Gil Taïeb qui, sur son blog, amalgame allègrement les Juifs de France à l’État d’Israël et écrivait, il y a une semaine, que « À la différence d’un passé encore trop proche, le juif n’est pas un orphelin des Nations, il a sa Terre. Aujourd’hui, il a Israël ! » Cet homme qui essentialise donc tous les citoyens français juifs de ce pays (et d’ailleurs) en les enjoignant d’adhérer au sionisme et de se déraciner. La France de Pétain n’aurait pas rêvé mieux…

Cet homme aussi qui considère que l’ONU, dont la France est un État membre, « peut voter autant de condamnations qu’elle veut, elle n’est plus crédible ni audible au vu des massacres qu’elle laisse se perpétrer et pour lesquelles elle montre son incompétence et son inefficacité » – déclaration faite dans un article fustigeant les voix critiques à la politique israélienne responsable de la situation catastrophique dans la Bande de Gaza.

Cet homme enfin qui dirige l’ABSI, Association pour le Bien-Être du Soldat Israélien, de cette armée qui tue des manifestants palestiniens non armés, y compris des enfants, en Cisjordanie et à Gaza depuis des années.

Voici donc l’un des acteurs à qui le gouvernement va confier la réflexion sur la lutte contre la propagation de la haine raciste sur la Toile…

J’aimerais dire au Ministre et à toutes celles et ceux qui semblent penser que la lutte contre le racisme peut passer par la défense des points de vue partagés par ce monsieur et d’autres, que non seulement leur analyse est erronée, elle est en plus totalement contreproductive et dangereuse.

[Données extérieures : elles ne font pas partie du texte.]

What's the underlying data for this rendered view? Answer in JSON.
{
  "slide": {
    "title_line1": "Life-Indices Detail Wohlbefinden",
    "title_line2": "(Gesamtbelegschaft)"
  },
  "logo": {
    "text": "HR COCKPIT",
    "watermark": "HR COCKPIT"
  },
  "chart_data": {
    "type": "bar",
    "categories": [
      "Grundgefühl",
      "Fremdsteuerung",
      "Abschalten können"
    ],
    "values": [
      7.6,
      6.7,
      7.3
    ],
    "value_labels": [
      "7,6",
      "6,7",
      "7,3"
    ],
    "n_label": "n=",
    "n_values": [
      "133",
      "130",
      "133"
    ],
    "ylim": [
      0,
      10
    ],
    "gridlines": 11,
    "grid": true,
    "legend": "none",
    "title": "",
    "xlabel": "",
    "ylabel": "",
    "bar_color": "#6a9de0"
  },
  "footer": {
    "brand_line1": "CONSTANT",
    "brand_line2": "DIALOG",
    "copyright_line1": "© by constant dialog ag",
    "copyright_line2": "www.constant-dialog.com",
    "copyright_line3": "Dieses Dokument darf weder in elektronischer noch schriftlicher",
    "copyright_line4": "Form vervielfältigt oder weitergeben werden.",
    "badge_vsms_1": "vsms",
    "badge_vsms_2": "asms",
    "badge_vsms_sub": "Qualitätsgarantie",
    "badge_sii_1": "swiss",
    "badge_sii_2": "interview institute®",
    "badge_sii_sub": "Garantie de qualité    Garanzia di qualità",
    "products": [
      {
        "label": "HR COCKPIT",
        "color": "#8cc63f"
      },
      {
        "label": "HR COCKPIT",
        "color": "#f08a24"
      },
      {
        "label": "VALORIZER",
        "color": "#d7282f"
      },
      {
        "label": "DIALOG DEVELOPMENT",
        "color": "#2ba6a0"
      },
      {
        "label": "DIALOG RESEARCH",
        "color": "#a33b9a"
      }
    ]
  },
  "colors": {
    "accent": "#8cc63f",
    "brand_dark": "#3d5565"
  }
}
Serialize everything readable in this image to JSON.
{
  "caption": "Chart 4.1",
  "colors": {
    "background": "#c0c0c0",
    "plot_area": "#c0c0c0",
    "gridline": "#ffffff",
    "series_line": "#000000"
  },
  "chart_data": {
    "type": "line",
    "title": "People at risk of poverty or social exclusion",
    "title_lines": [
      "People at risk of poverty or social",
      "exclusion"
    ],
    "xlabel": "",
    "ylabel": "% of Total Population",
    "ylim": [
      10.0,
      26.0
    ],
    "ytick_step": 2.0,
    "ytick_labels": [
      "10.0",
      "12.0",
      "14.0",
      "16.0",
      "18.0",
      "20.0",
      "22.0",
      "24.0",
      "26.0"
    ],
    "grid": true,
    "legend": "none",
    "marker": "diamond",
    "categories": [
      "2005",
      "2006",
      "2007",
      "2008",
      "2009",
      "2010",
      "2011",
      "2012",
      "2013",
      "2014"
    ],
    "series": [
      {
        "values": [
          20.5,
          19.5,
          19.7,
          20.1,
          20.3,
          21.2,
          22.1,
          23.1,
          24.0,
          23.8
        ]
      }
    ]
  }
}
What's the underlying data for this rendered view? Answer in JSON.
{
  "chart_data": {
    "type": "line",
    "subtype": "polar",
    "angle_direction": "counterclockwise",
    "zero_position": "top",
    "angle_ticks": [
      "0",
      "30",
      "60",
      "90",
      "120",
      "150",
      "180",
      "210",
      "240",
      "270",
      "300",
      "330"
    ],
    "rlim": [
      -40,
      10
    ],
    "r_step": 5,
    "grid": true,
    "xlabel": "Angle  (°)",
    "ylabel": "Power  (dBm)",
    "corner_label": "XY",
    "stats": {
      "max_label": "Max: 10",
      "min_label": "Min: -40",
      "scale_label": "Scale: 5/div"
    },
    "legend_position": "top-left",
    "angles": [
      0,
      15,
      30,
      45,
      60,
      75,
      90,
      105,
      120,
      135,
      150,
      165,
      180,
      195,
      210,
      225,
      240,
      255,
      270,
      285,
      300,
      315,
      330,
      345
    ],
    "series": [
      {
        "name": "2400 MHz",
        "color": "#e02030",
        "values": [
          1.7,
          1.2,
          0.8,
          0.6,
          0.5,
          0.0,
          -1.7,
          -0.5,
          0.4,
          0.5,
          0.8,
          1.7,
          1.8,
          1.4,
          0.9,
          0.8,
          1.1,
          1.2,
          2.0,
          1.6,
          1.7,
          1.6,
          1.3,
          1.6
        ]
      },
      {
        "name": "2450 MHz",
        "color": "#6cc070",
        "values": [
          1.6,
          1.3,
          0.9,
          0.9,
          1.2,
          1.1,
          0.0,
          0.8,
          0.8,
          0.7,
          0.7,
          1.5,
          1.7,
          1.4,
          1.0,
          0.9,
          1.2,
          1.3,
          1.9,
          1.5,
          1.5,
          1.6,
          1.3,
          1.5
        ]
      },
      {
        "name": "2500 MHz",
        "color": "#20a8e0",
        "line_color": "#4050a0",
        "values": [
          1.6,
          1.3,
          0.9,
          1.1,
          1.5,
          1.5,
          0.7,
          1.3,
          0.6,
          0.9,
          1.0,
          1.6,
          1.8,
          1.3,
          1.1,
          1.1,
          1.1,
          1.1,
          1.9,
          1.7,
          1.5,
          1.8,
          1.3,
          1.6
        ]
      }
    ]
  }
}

Je m’explique : cela fait maintenant 10 ans que j’enseigne l’anglais en lycée. Même si ma matière ne s’y prête pas particulièrement, il m’est arrivé d’entendre des élèves parler, parfois même d’échanger avec eux sur la question des Juifs, du sionisme et du Proche Orient, notamment le jour de la tuerie de l’Hypercacher. Il me semble sincèrement que le point de vue de la plupart d’entre eux (je parle ici de jeunes souvent issus de l’immigration postcoloniale) consistait à dire : « Aucun problème avec les Juifs, nous respectons toutes les croyances mais ce qui se passe en Israël/Palestine est injuste. Le problème n’est pas le fait d’être juif ou non, mais de soutenir la politique israélienne vis-à-vis des Palestiniens. »

Alors soyons clairs :

Qu’un jeune haïsse les Juifs parce que juifs, c’est inacceptable et à combattre fermement. Une forme de racisme que rejettent, comme ses autres variantes, la majorité des élèves que je côtoie dans un lycée mixte « de banlieue ».

Qu’un jeune esprit en formation emploie mal certains termes (« Juif » à la place de « sioniste », par exemple), soit mal informé sur certains faits de société et historiques et amalgame des concepts distincts est autre chose ; il incombe alors à tout éducateur au sens large d’instruire, d’expliquer afin d’éclaircir ce qui relève de l’ignorance et/ou de la confusion. J’ajoute que quand le Président de la république lui-même use de l’amalgame entre antisionisme et antisémitisme, on peut difficilement reprocher à un enfant de confondre « sioniste » et « Juif ».

Pour conclure, j’ai envie de dire à M. Blanquer que, en tant qu’enseignante de ce pays, en tant que descendante de Juifs déportés, je ne crois pas que l’on puisse lutter efficacement contre ce fléau qu’est le racisme en confiant ce combat difficile à certains de ses promoteurs, et en bridant le débat d’idées.

Enfin, il me semble urgent et indispensable que les responsables politiques au pouvoir qui n’ont pas de problème à dénoncer, à juste titre, les agressions physiques contre des Juifs s’insurgent tout autant quand les victimes sont des femmes musulmanes voilées ; il me semble urgent et indispensable que nos autorités cessent de laisser mourir dans la Méditerranée et dans nos montagnes des exilés souvent venus d’Afrique ; il me semble urgent et indispensable que notre police cesse de brutaliser des jeunes issus de l’immigration vivant dans les quartiers populaires.

En somme : lorsque tous les racismes seront perçus comme aussi graves les uns que les autres, nous aurons alors une chance de transmettre un message légitime, juste et efficace de lutte contre la haine à tous nos enfants.